The individual settings
After applying a preset, you can adjust each setting individually. Here’s what each one does and when you’d change it.What “market price” means
Throughout Hoard, “market price” refers to TCGplayer’s Market Price field, which is their volume-weighted average of recent sales for a given card and condition. It’s not the lowest listing and it’s not a simple average. TCGplayer calculates it from actual completed transactions, weighted toward more recent and higher-volume sales. This is the number you see in the “MARKET” column on the Cards tab, and it’s the starting point for all of Hoard’s pricing calculations.Price Markup
A percentage added on top of that market price.
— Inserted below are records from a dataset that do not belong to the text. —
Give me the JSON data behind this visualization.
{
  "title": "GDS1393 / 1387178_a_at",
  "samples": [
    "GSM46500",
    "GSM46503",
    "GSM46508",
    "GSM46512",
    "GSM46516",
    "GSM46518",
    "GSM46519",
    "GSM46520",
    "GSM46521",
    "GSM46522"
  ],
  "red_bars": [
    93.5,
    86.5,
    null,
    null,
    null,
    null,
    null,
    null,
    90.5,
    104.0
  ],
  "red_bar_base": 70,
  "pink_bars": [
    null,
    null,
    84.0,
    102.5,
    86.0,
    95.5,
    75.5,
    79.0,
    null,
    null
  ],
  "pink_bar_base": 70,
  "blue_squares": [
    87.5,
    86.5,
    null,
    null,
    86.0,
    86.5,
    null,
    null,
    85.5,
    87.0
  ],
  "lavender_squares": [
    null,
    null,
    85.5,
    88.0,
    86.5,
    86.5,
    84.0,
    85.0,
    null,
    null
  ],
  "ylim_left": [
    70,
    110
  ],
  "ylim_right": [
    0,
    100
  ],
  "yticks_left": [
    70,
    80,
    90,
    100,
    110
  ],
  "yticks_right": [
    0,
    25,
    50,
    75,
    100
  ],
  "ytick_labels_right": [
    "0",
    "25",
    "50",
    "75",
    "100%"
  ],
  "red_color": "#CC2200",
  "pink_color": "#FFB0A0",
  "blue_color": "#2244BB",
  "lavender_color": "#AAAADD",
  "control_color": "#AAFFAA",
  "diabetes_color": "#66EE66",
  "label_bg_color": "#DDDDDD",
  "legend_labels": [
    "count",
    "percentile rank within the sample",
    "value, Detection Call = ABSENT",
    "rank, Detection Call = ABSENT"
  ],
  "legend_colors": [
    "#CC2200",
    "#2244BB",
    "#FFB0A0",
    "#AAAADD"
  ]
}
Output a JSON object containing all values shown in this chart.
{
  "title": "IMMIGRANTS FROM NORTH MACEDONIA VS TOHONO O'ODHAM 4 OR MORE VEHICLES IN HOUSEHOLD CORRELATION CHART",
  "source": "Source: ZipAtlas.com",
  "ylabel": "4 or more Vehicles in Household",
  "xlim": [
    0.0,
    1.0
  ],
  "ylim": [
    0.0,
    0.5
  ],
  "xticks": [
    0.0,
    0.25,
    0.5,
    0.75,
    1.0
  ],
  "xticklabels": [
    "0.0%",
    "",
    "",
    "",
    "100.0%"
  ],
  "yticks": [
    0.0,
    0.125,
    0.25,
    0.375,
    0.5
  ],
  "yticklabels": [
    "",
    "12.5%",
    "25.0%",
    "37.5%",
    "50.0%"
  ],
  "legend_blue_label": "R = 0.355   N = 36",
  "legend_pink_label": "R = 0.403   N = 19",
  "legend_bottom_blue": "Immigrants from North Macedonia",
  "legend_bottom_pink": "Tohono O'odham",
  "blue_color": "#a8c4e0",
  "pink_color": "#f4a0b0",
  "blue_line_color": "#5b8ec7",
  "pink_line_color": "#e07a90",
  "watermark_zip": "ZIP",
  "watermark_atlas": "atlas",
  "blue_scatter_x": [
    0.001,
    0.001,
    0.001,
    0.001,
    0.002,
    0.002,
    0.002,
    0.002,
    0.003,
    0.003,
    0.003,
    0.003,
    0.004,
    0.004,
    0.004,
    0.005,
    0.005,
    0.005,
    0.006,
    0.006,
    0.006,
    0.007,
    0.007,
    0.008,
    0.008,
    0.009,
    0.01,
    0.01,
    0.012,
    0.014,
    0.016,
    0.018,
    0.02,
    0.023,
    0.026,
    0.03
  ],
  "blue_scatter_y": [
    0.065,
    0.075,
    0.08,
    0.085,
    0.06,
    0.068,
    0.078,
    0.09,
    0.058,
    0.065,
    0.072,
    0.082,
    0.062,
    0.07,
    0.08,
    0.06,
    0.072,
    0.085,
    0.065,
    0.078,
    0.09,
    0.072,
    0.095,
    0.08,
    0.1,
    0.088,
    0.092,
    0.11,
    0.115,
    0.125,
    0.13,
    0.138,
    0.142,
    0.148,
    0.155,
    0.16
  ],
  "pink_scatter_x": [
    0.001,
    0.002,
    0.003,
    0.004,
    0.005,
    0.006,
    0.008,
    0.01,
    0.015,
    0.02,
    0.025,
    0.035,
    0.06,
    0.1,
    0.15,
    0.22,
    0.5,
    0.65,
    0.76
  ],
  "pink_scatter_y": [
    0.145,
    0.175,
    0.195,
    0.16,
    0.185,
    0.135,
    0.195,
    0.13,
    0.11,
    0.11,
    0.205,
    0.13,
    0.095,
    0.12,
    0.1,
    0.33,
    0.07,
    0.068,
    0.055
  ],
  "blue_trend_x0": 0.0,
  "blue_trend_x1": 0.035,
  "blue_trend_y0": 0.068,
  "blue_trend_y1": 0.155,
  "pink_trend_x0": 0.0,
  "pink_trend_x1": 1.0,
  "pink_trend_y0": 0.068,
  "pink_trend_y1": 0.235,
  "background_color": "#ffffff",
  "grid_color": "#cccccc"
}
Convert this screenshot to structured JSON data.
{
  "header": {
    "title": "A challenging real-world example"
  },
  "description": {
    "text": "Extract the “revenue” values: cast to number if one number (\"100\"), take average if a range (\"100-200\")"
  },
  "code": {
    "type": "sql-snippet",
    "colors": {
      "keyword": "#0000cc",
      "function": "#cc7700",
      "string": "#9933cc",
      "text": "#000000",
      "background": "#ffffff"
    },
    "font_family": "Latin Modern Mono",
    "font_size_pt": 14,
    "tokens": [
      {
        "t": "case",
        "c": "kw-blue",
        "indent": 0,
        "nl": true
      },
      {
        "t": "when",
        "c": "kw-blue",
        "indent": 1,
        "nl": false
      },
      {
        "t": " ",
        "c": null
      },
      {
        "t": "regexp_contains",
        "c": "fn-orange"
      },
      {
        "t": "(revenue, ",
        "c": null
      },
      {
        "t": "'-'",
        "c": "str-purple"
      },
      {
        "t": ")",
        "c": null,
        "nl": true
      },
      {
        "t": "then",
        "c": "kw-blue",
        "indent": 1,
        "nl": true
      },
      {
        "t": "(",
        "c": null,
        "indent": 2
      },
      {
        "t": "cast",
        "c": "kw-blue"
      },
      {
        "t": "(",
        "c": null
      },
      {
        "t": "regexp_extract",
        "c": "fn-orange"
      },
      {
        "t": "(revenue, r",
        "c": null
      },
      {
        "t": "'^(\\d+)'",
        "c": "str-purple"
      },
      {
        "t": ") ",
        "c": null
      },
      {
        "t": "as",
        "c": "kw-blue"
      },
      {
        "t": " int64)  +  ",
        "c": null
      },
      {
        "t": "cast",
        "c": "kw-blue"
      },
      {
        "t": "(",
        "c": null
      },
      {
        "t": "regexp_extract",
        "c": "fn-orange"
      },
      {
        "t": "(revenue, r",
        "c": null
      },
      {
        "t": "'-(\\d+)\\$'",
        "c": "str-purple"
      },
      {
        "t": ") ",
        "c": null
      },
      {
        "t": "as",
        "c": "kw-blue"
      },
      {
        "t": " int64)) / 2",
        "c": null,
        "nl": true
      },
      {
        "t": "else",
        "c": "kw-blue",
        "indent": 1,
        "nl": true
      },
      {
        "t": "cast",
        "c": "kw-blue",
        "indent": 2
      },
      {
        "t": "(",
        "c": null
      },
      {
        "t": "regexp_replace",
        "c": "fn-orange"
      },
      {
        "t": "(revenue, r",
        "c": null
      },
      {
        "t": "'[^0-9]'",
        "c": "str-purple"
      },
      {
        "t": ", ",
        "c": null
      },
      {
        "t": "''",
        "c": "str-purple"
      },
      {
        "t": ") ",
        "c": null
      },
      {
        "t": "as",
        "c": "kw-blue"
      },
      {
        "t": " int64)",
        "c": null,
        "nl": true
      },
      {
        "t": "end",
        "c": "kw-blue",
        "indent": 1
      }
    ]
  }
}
This is the base of your pricing strategy.| Markup | Effect | Good for |
|---|---|---|
| 0% | Match market exactly | Liquidation, high-volume stores |
| 10% | Slight premium | Competitive sellers who want a small margin |
| 20% | Moderate premium (default) | Most sellers, balances margin with competitiveness |
| 30%+ | Strong premium | Sellers with unique inventory or high reputation |
High-Value Shipping Adder
Adds a configurable amount (default 50). This covers the cost of tracked bubble-mailer shipping that high-value orders typically require. Turn it on if you’re eating shipping costs on expensive cards. Turn it off if you include shipping in your listed price already. See Shipping cost adder for details.Never Lower Prices
When ON, Hoard will raise your prices when the market goes up but never lower them when the market drops. This protects you from:- Bot-driven price crashes (someone lists 100 copies at 50% off)
- Temporary market dips that recover within days
- Flash sales by other sellers that don’t reflect real value
Minimum Card Price (Floor)
The absolute lowest price Hoard will set for any card. Nothing goes below this number, regardless of what the market says.| Floor | When to use it |
|---|---|
| $0.25 | Liquidation, you want everything to sell |
| $1.00 | Default. Penny cards get a floor that covers your time and shipping. |
| $2.00+ | If you only want to sell cards worth your time to ship |
Per-card rules (optional)
The settings above apply to your entire inventory. If you want certain cards priced differently, you can set up per-card pricing rules using bookmarked searches. For example:- Magic: Reserved List cards at 1.50x (they only go up)
- Pokemon: Illustration Rares at 1.30x (they hold value better than regular holos)
- Any game: Cards from a hot set at 1.30x, or bulk cards at 0.80x to move them faster
How the layers work together
When Hoard prices a card, it runs through these steps in order:- Start with price source — your chosen base price (Market or Low + Shipping)
- Apply markup — multiply by your markup percentage (e.g., base x 1.20 for 20%)
- Check the floor — if the result is below your minimum, bump it up
- Floor-aware check — if enabled, check against the lowest listing on TCGplayer
- Shipping adder — if the card is above your tracking threshold, add shipping cost
- Self-bidding protection — if you’re the only seller, hold your current price (always on)
- Change caps — if enabled, limit how much the price can change per sync
- Never go down — if enabled, don’t let the price drop below your current listing
- Per-card rules — if a pricing rule matches, override the markup for this card
After you change settings
Changes take effect on the next sync. If you want to see the impact immediately:- Click Mass Reprice in the toolbar
- Hoard re-runs the pricing formula against your current inventory
- You see a preview of every card that would change
- Confirm to apply, or cancel to keep things as they are
Tips
- Start conservative. Match & Hold at 20% is a safe default. You can always loosen later.
- Check the competitive position report after a sync. If too many cards are in “20%+ Above,” your markup might be too high. If everything is “At or Below Market,” you might have room to raise it.
- Never go down + high markup = slow sales. If you set a 30% markup and Never Lower Prices, your prices will only go up. That’s fine for Reserved List staples, but it’ll strand bulk cards at prices nobody will pay.
- Review once a week. Pull up the Movers tab and the competitive position report. If the market moved significantly, your settings might need a nudge.